Je me rappelle quotidiennement que je ne suis qu’en compétition avec moi-même. Cette philosophie qui m’a aidé et m’aide encore à faire face aux défis que je rencontre. Bien sûr, je les contacte, mais nous sommes nombreux. Oui, je veux être vu davantage et je veux être là-bas, mais comme je le dis toujours, s’il vous plaît, donnez-moi les rôles que je mérite ; donnez-moi des rôles pour lesquels je n’ai pas besoin de baiser le cul. Donnez-moi des rôles pour lesquels vous n’avez pas besoin de priver quelqu’un de son pain quotidien pour me le donner ou de faire pleurer quelqu’un d’autre. C’est ce qui cause du boeuf inutile dans l’industrie. L’industrie est suffisamment vaste pour tout le monde.
L’industrie a accueilli de grands investisseurs comme Netflix, Amazon et même Prime. Nous avons vu ce qu’ils ont fait avec certains des films à succès sortis récemment. Quel est votre projet pour faire partie d’un tel casting ?
J’en ai un en prime maintenant et j’attends avec impatience de nombreuses autres fonctionnalités. Mais comme je l’ai dit plus tôt, tout le monde a besoin de grandir. J’envisage déjà de produire très bientôt des films pour le grand écran. Je me suis dit que je ne voulais tout simplement pas apparaître dans un film, mais dans des films avec des leçons qui touchent les enfants et les adultes et cela s’est manifesté.
En tant que jolie femme, on dit qu’il est difficile pour certaines d’entre vous de trouver le véritable amour, en donnant le travail qu’elles font et en étant face aux gens. Avez-vous déjà eu du mal à garder votre homme ?
Je n’ai pas de mal à garder les hommes à cause de ma carrière. En fait, je fuis les hommes. Je sors à peine parce que je ne veux pas que mon cœur fragile soit brisé. Je suis une femme simple. J’aime et apprécie tellement la famille, c’est pourquoi je garde mon cœur. C’est tout simplement du bon sens que lorsque vous trouvez le véritable amour ou que vous vous mariez avec un homme qui vous accepte, vous et votre travail, la meilleure façon de le remercier ou de le respecter est d’arrêter d’accepter un rôle qui représente la nudité ou l’embrassement ; c’est si simple.
Comment parvenez-vous à rester fidèle et engagé envers votre partenaire compte tenu des offres alléchantes que vous pourriez recevoir si vous étiez célibataire ?
Même si vous êtes célibataire, vous n’accepterez pas toutes les offres. De la même manière que nous ne mangeons pas tous les aliments qui nous arrivent, de la même manière nous ne devons pas coucher avec tous ceux qui veulent coucher avec nous, quelles que soient les offres. Je préfère rester célibataire plutôt que de sortir avec quelqu’un que je tromperai. Je suis un partenaire fidèle, disputé et engagé. Et si j’accepte de sortir avec toi, sache que je t’ai remis mon bouton Mumu.

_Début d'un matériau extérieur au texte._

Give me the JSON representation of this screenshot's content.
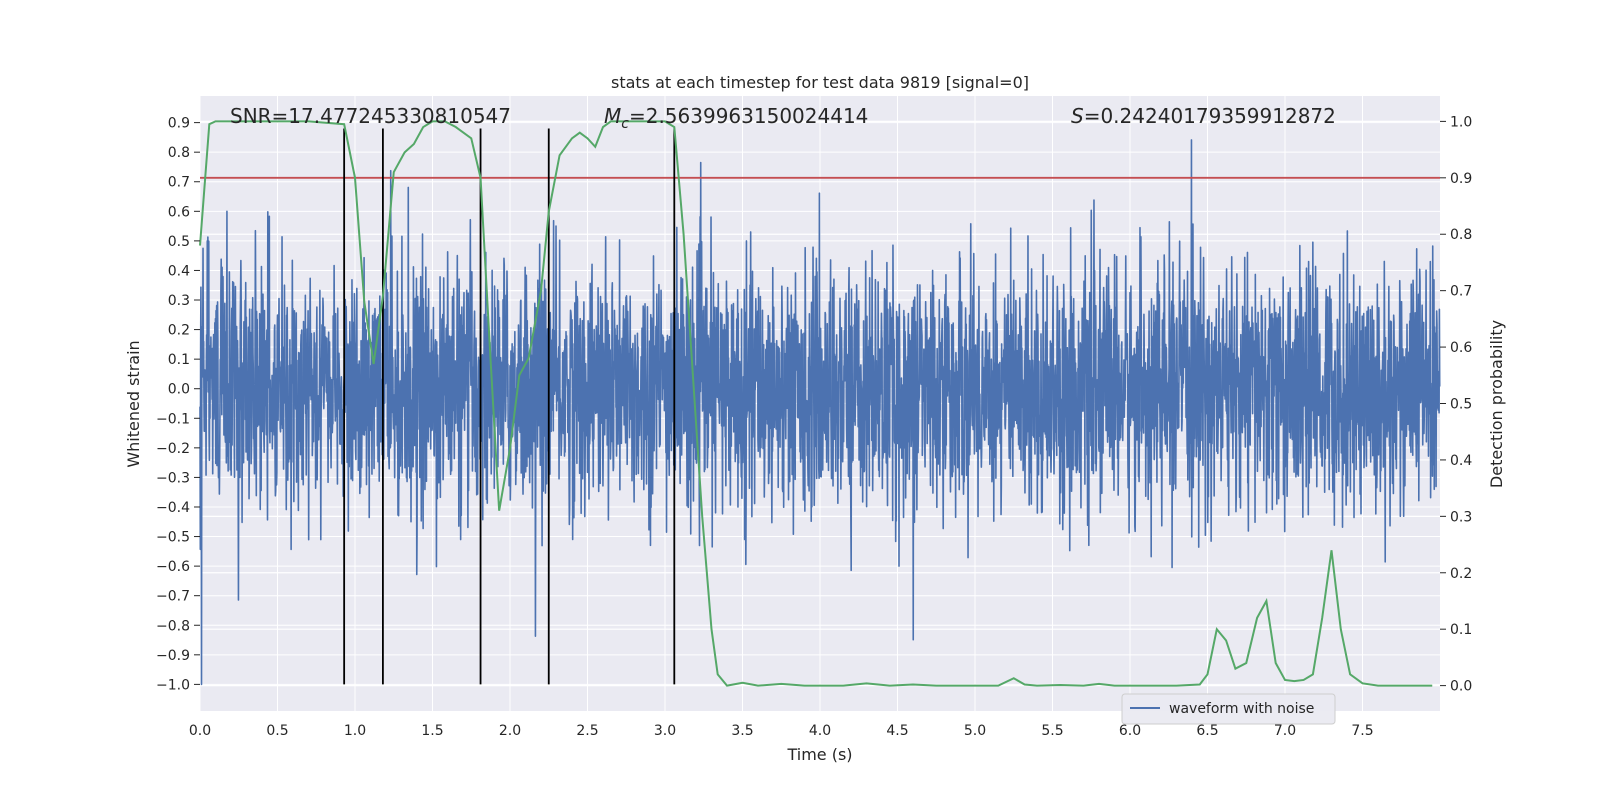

Avez-vous déjà été sous pression pour rester à flot ?
C’est normal pour chaque individu. Parfois, vous avez l’impression que vous n’en faites pas assez ou que vous ne faites pas de votre mieux, mais n’abandonnez jamais.
Quand les scripts n’arrivent pas, que faites-vous à côté ?

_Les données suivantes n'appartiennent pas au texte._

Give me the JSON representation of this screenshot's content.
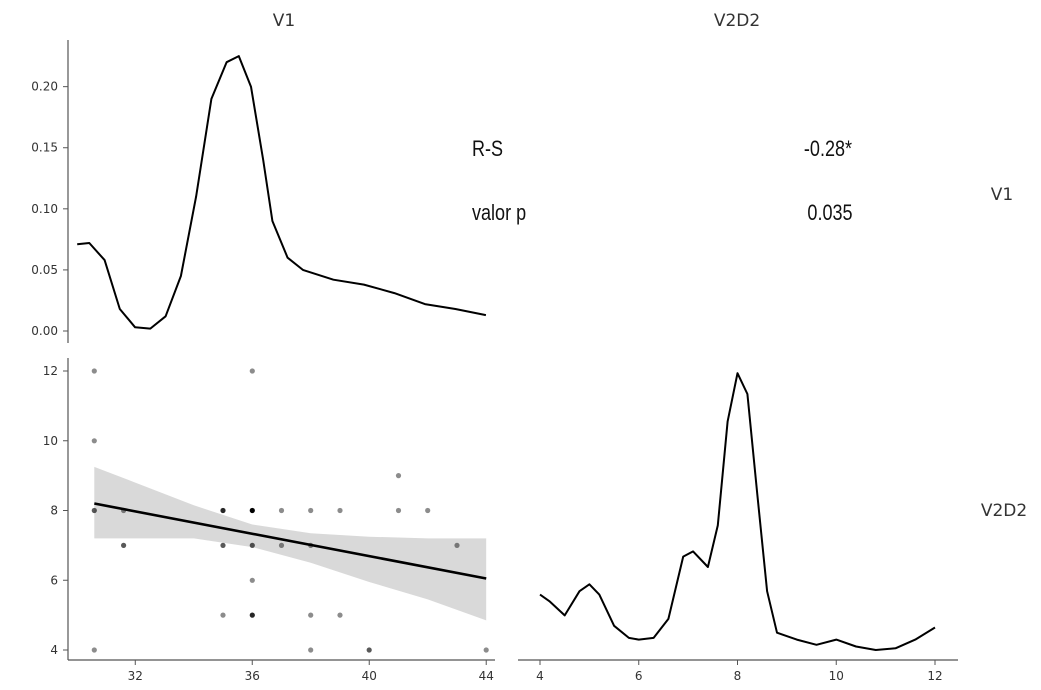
{
  "chart_data": {
    "type": "scatter-matrix",
    "variables": [
      "V1",
      "V2D2"
    ],
    "colors": {
      "line": "#000000",
      "band": "#d9d9d9",
      "axis": "#555555",
      "point": "#000000"
    },
    "density_v1": {
      "ylim": [
        0,
        0.23
      ],
      "y_ticks": [
        "0.00",
        "0.05",
        "0.10",
        "0.15",
        "0.20"
      ],
      "x": [
        30.6,
        31.0,
        31.5,
        32.0,
        32.5,
        33.0,
        33.5,
        34.0,
        34.5,
        35.0,
        35.5,
        35.9,
        36.3,
        36.7,
        37.0,
        37.5,
        38.0,
        39.0,
        40.0,
        41.0,
        42.0,
        43.0,
        44.0
      ],
      "y": [
        0.071,
        0.072,
        0.058,
        0.018,
        0.003,
        0.002,
        0.012,
        0.045,
        0.11,
        0.19,
        0.22,
        0.225,
        0.2,
        0.14,
        0.09,
        0.06,
        0.05,
        0.042,
        0.038,
        0.031,
        0.022,
        0.018,
        0.013
      ]
    },
    "correlation": {
      "rows": [
        {
          "label": "R-S",
          "value": "-0.28*"
        },
        {
          "label": "valor p",
          "value": "0.035"
        }
      ]
    },
    "scatter": {
      "xlim": [
        29.7,
        44.3
      ],
      "ylim": [
        3.5,
        12.5
      ],
      "x_ticks": [
        "32",
        "36",
        "40",
        "44"
      ],
      "y_ticks": [
        "4",
        "6",
        "8",
        "10",
        "12"
      ],
      "points": [
        {
          "x": 30.6,
          "y": 12,
          "n": 1
        },
        {
          "x": 30.6,
          "y": 10,
          "n": 1
        },
        {
          "x": 30.6,
          "y": 8,
          "n": 2
        },
        {
          "x": 30.6,
          "y": 4,
          "n": 1
        },
        {
          "x": 31.6,
          "y": 8,
          "n": 1
        },
        {
          "x": 31.6,
          "y": 7,
          "n": 2
        },
        {
          "x": 35,
          "y": 8,
          "n": 3
        },
        {
          "x": 35,
          "y": 7,
          "n": 2
        },
        {
          "x": 35,
          "y": 5,
          "n": 1
        },
        {
          "x": 36,
          "y": 12,
          "n": 1
        },
        {
          "x": 36,
          "y": 8,
          "n": 4
        },
        {
          "x": 36,
          "y": 7,
          "n": 2
        },
        {
          "x": 36,
          "y": 6,
          "n": 1
        },
        {
          "x": 36,
          "y": 5,
          "n": 3
        },
        {
          "x": 37,
          "y": 8,
          "n": 1
        },
        {
          "x": 37,
          "y": 7,
          "n": 1
        },
        {
          "x": 38,
          "y": 8,
          "n": 1
        },
        {
          "x": 38,
          "y": 7,
          "n": 1
        },
        {
          "x": 38,
          "y": 5,
          "n": 1
        },
        {
          "x": 38,
          "y": 4,
          "n": 1
        },
        {
          "x": 39,
          "y": 8,
          "n": 1
        },
        {
          "x": 39,
          "y": 5,
          "n": 1
        },
        {
          "x": 40,
          "y": 4,
          "n": 2
        },
        {
          "x": 41,
          "y": 9,
          "n": 1
        },
        {
          "x": 41,
          "y": 8,
          "n": 1
        },
        {
          "x": 42,
          "y": 8,
          "n": 1
        },
        {
          "x": 43,
          "y": 7,
          "n": 1
        },
        {
          "x": 44,
          "y": 4,
          "n": 1
        }
      ],
      "fit": {
        "x": [
          30.6,
          44.0
        ],
        "y": [
          8.2,
          6.05
        ]
      },
      "band": {
        "x": [
          30.6,
          32.0,
          34.0,
          36.0,
          38.0,
          40.0,
          42.0,
          44.0
        ],
        "upper": [
          9.25,
          8.8,
          8.15,
          7.6,
          7.35,
          7.25,
          7.2,
          7.2
        ],
        "lower": [
          7.2,
          7.2,
          7.2,
          6.95,
          6.5,
          5.95,
          5.45,
          4.85
        ]
      }
    },
    "density_v2d2": {
      "ylim": [
        4,
        12.15
      ],
      "x_ticks": [
        "4",
        "6",
        "8",
        "10",
        "12"
      ],
      "x": [
        4.0,
        4.2,
        4.5,
        4.8,
        5.0,
        5.2,
        5.5,
        5.8,
        6.0,
        6.3,
        6.6,
        6.9,
        7.1,
        7.4,
        7.6,
        7.8,
        8.0,
        8.2,
        8.4,
        8.6,
        8.8,
        9.2,
        9.6,
        10.0,
        10.4,
        10.8,
        11.2,
        11.6,
        12.0
      ],
      "y": [
        5.6,
        5.4,
        5.0,
        5.7,
        5.9,
        5.6,
        4.7,
        4.35,
        4.3,
        4.35,
        4.9,
        6.7,
        6.85,
        6.4,
        7.6,
        10.6,
        12.0,
        11.4,
        8.5,
        5.7,
        4.5,
        4.3,
        4.15,
        4.3,
        4.1,
        4.0,
        4.05,
        4.3,
        4.65
      ]
    }
  }
}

Je suis chef et j’ai une entreprise alimentaire. Je suis également philanthrope et agriculteur.
Parlez-nous de votre dernier projet de film et de ceux que vous produisez ou produisez ?
Je suis actuellement sur un projet pour le grand écran mais je ne peux pas divulguer le nom.

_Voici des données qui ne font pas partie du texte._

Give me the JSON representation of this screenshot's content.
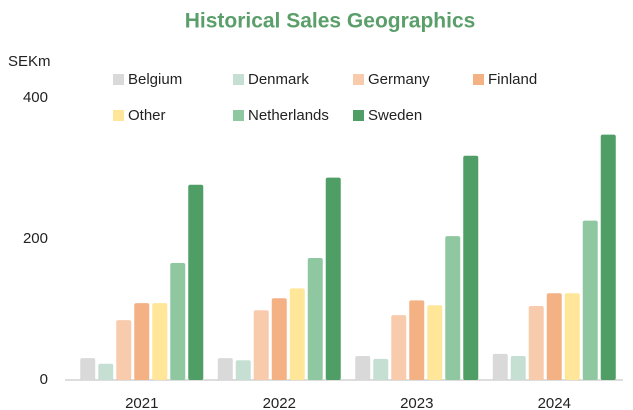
{
  "chart_data": {
    "type": "bar",
    "title": "Historical Sales Geographics",
    "y_label": "SEKm",
    "categories": [
      "2021",
      "2022",
      "2023",
      "2024"
    ],
    "series": [
      {
        "name": "Belgium",
        "color": "#d9d9d9",
        "values": [
          31,
          31,
          34,
          37
        ]
      },
      {
        "name": "Denmark",
        "color": "#c5e0d2",
        "values": [
          23,
          28,
          30,
          34
        ]
      },
      {
        "name": "Germany",
        "color": "#f8cbad",
        "values": [
          85,
          99,
          92,
          105
        ]
      },
      {
        "name": "Finland",
        "color": "#f4b183",
        "values": [
          109,
          116,
          113,
          123
        ]
      },
      {
        "name": "Other",
        "color": "#ffe699",
        "values": [
          109,
          130,
          106,
          123
        ]
      },
      {
        "name": "Netherlands",
        "color": "#8fc8a0",
        "values": [
          166,
          173,
          204,
          226
        ]
      },
      {
        "name": "Sweden",
        "color": "#4e9e65",
        "values": [
          277,
          287,
          318,
          348
        ]
      }
    ],
    "ylim": [
      0,
      400
    ],
    "yticks": [
      0,
      200,
      400
    ],
    "grid": false
  }
}
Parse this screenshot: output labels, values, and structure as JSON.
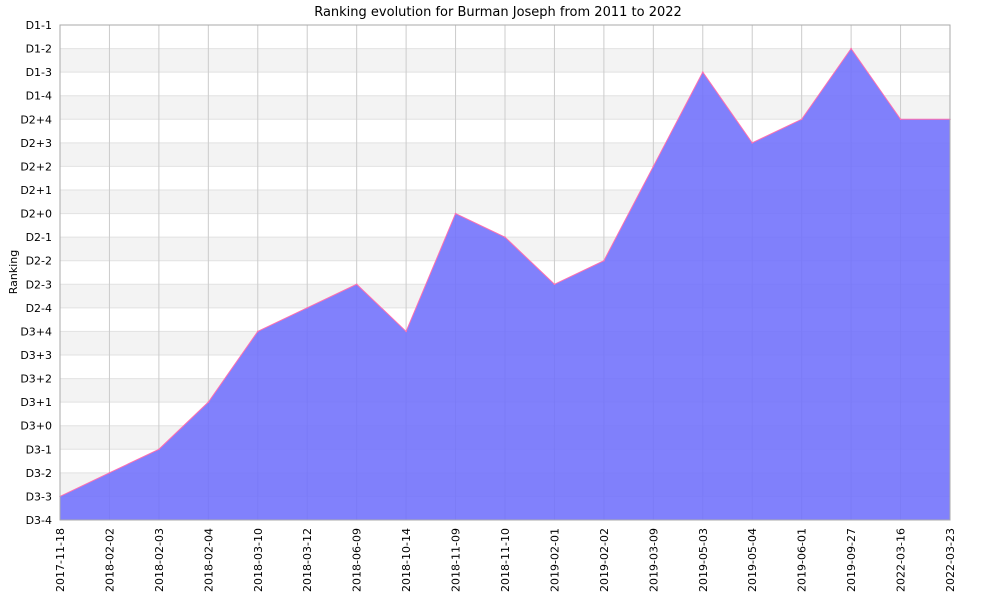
{
  "chart_data": {
    "type": "area",
    "title": "Ranking evolution for Burman Joseph from 2011 to 2022",
    "xlabel": "",
    "ylabel": "Ranking",
    "y_categories": [
      "D1-1",
      "D1-2",
      "D1-3",
      "D1-4",
      "D2+4",
      "D2+3",
      "D2+2",
      "D2+1",
      "D2+0",
      "D2-1",
      "D2-2",
      "D2-3",
      "D2-4",
      "D3+4",
      "D3+3",
      "D3+2",
      "D3+1",
      "D3+0",
      "D3-1",
      "D3-2",
      "D3-3",
      "D3-4"
    ],
    "x": [
      "2017-11-18",
      "2018-02-02",
      "2018-02-03",
      "2018-02-04",
      "2018-03-10",
      "2018-03-12",
      "2018-06-09",
      "2018-10-14",
      "2018-11-09",
      "2018-11-10",
      "2019-02-01",
      "2019-02-02",
      "2019-03-09",
      "2019-05-03",
      "2019-05-04",
      "2019-06-01",
      "2019-09-27",
      "2022-03-16",
      "2022-03-23"
    ],
    "series": [
      {
        "name": "",
        "values": [
          "D3-3",
          "D3-2",
          "D3-1",
          "D3+1",
          "D3+4",
          "D2-4",
          "D2-3",
          "D3+4",
          "D2+0",
          "D2-1",
          "D2-3",
          "D2-2",
          "D2+2",
          "D1-3",
          "D2+3",
          "D2+4",
          "D1-2",
          "D2+4",
          "D2+4"
        ]
      }
    ],
    "colors": {
      "fill": "#6f6ffc",
      "line": "#ff6fb0",
      "band_light": "#f3f3f3",
      "band_white": "#ffffff",
      "grid": "#cccccc",
      "axis": "#aaaaaa"
    },
    "grid": true,
    "legend": "none"
  }
}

J’ai mon dernier film qui sort très bientôt sur YouTube, ELEMI ASE. C’est mes premiers débuts en yoruba. J’ai produit deux films anglais et je travaille sur bien d’autres.
Quelle est cette chose que vous redoutez le plus dans la célébrité ?
Devoir se diversifier et jouer différents personnages. De cette façon, je ne suis pas stéréotypé ou encadré.